If a football club believes one of its players is being tapped up, they can report it to the authorities. However, most clubs now see this as a last resort and prefer to warn each other when they believe transfer activity moves past an agreed acceptable threshold. The rare reported cases are now saved for events where contact between a player and a prospective club is deemed too loud and damaging to the selling club. In June 2017, Southampton reported Liverpool to the Premier League for an illegal approach to Virgil van Dijk.
“Liverpool had done it to a point where no other club would be interested in taking him because it was so obvious and public that the only club he wanted to join was them,” says the agent. “It is a dangerous game to play at times because if you don’t get the move you want and you have been so public about only going to one club, then you quickly run out of options.”
Liverpool apologised for their behaviour before signing the Dutchman in the following January window. Southampton fans have held particular ire towards Van Dijk whenever he’s returned to St Mary’s, believing Liverpool’s approach to be so distracting that the centre-back’s form dropped in the first half of the 2017-18 season.

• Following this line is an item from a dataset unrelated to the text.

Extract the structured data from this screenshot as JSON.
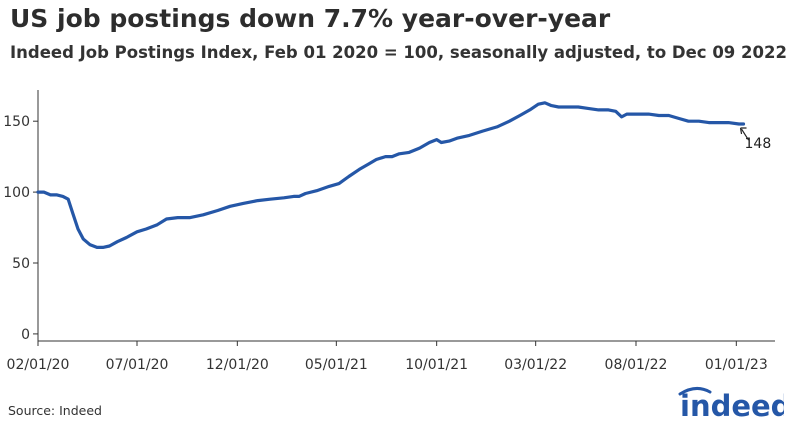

At the conclusion of The Great Game, Lawson is caught by the FA for his attempts to tap up a player and is suspended from all football activities. Cole and Chelsea may have been fined in 2005, but the left-back had a glittering career at Stamford Bridge.
In 2023, agreeing personal terms before bidding is now an established part of the game. Or, to paraphrase a basketball saying: “If you’re not tapping up, you’re not trying hard enough.”